Court Opinion

ID: 9836933
Source: CourtListenerOpinion
Date Created: 2023-09-02 03:15:34.082004+00
Date Added: 2024-06-11T07:45:19.371635
License: Public Domain

CRAWFORD, Judge
(concurring in the result):
While the majority prefers to rely on the second prong of the Strickland v. Washington, 466 U.S. 668,104 S.Ct. 2052, 80 L.Ed.2d 674 (1984), test, I believe that defense counsel’s request for a bad-conduct discharge supports the proposition that counsel was not deficient.
The key to effective advocacy on behalf of one’s client is one’s own credibility as counsel. This requires the advocate to do many things and balance many decisions, including making rational choices based on the unique circumstances of each case and the probabilities of what the decision maker might do. Counsel then structures arguments around those probabilities. We have recognized that a military defendant is entitled to the effective assistance of counsel at the pretrial, trial, and post-trial stages, and that this includes submitting post-trial matters to the convening authority, as in this case. But here, counsel decided, based on the probabilities, that the best he could hope for was a commutation of the dishonorable discharge to a bad-conduct discharge. Such a decision does not amount to ineffectiveness of counsel. Any implications by the majority to the contrary are factually wrong and disregard our precedent.
As the majority recognizes, the record is not silent as to the desires of appellant. See United States v. Holcomb, 20 USCMA 309, 310, 43 CMR 149, 150 (1971). Here, as in United States v. Lyons, 36 MJ 425, 427 (CMA 1993), “[t]he record clearly demonstrates that appellant desired to return to his family as soon as possible and that he hoped to minimize his ... [discharge] by asking for a bad conduct-discharge____” Under such circumstances, we held in Lyons “that the military judge did not err by declining to conduct an inquiry on the record regarding appellant’s request for punitive discharge.” Id.

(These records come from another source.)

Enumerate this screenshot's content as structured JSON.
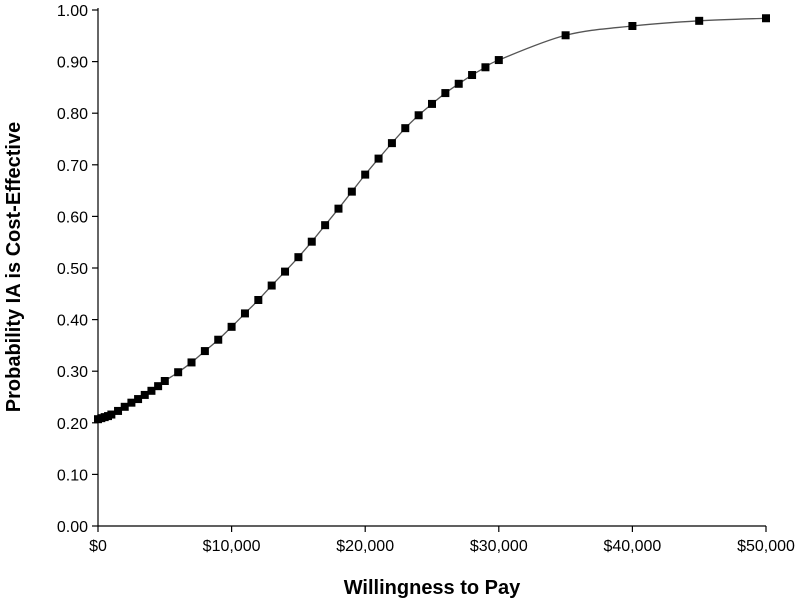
{
  "chart_data": {
    "type": "line",
    "title": "",
    "xlabel": "Willingness to Pay",
    "ylabel": "Probability  IA  is Cost-Effective",
    "xlim": [
      0,
      50000
    ],
    "ylim": [
      0,
      1.0
    ],
    "x_ticks": [
      {
        "value": 0,
        "label": "$0"
      },
      {
        "value": 10000,
        "label": "$10,000"
      },
      {
        "value": 20000,
        "label": "$20,000"
      },
      {
        "value": 30000,
        "label": "$30,000"
      },
      {
        "value": 40000,
        "label": "$40,000"
      },
      {
        "value": 50000,
        "label": "$50,000"
      }
    ],
    "y_ticks": [
      {
        "value": 0.0,
        "label": "0.00"
      },
      {
        "value": 0.1,
        "label": "0.10"
      },
      {
        "value": 0.2,
        "label": "0.20"
      },
      {
        "value": 0.3,
        "label": "0.30"
      },
      {
        "value": 0.4,
        "label": "0.40"
      },
      {
        "value": 0.5,
        "label": "0.50"
      },
      {
        "value": 0.6,
        "label": "0.60"
      },
      {
        "value": 0.7,
        "label": "0.70"
      },
      {
        "value": 0.8,
        "label": "0.80"
      },
      {
        "value": 0.9,
        "label": "0.90"
      },
      {
        "value": 1.0,
        "label": "1.00"
      }
    ],
    "grid": false,
    "legend": "none",
    "marker": "square",
    "line_color": "#555555",
    "marker_color": "#000000",
    "series": [
      {
        "x": [
          0,
          250,
          500,
          750,
          1000,
          1500,
          2000,
          2500,
          3000,
          3500,
          4000,
          4500,
          5000,
          6000,
          7000,
          8000,
          9000,
          10000,
          11000,
          12000,
          13000,
          14000,
          15000,
          16000,
          17000,
          18000,
          19000,
          20000,
          21000,
          22000,
          23000,
          24000,
          25000,
          26000,
          27000,
          28000,
          29000,
          30000,
          35000,
          40000,
          45000,
          50000
        ],
        "y": [
          0.207,
          0.209,
          0.211,
          0.213,
          0.216,
          0.223,
          0.231,
          0.239,
          0.246,
          0.254,
          0.262,
          0.271,
          0.281,
          0.298,
          0.317,
          0.339,
          0.361,
          0.386,
          0.412,
          0.438,
          0.466,
          0.493,
          0.521,
          0.551,
          0.583,
          0.615,
          0.648,
          0.681,
          0.712,
          0.742,
          0.771,
          0.796,
          0.818,
          0.839,
          0.857,
          0.874,
          0.889,
          0.903,
          0.951,
          0.969,
          0.979,
          0.984
        ]
      }
    ]
  }
}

Or, as we stated in United States v. Mitchell, 16 USCMA 302, 304, 36 CMR 458, 460 (1966):
There may be cases in which the offense is “so heinous or so repugnant to common decency” that all in the military would, at first thought, at least, believe the accused should be sentenced to a punitive discharge. In such cases, it might perhaps be an allowable defense tactic to plead affirmatively only for leniency as to the period of confinement and accessory penalties.
(Citation omitted.)
In United States v. Volmar, 15 MJ 339, 340 (CMA 1983), we recognized the type of *54concession that was made in this case. We should not shy away from that now. In that case, we held it was proper to suggest a bad-conduct discharge, rather than a dishonorable discharge. Id. at 342-13. As we stated:
[S]ince defense counsel was performing his duties in a way which the trial judge would logically have assumed was in appellant’s best interests, the judge had no obligation to stop the trial in order to interrogate appellant and his counsel as to whether the argument had been authorized by the client.... Moreover, asking appellant to decide whether defense counsel had made the very best tactical choice in arguing on an appropriate sentence would seem to be a fruitless exercise.
Id. at 343-44. In the end, we concluded:
From our examination of this record, we conclude that defense counsel did not fall in his duties as an advocate by suggesting that — instead of adjudging a dishonorable discharge, as urged forcefully by the prosecutor — [the court members] impose only a bad-eonduet discharge.
Id. at 344.
In summary, counsel should not be required to make hopeless or irrational arguments in their submissions to convening authorities. Such arguments only serve to undercut counsel’s credibility with convening authorities and thus diminish their advocacy on behalf of their clients. I would hold that counsel was not deficient under the first prong of Strickland and, therefore, it is unnecessary to reach the second prong.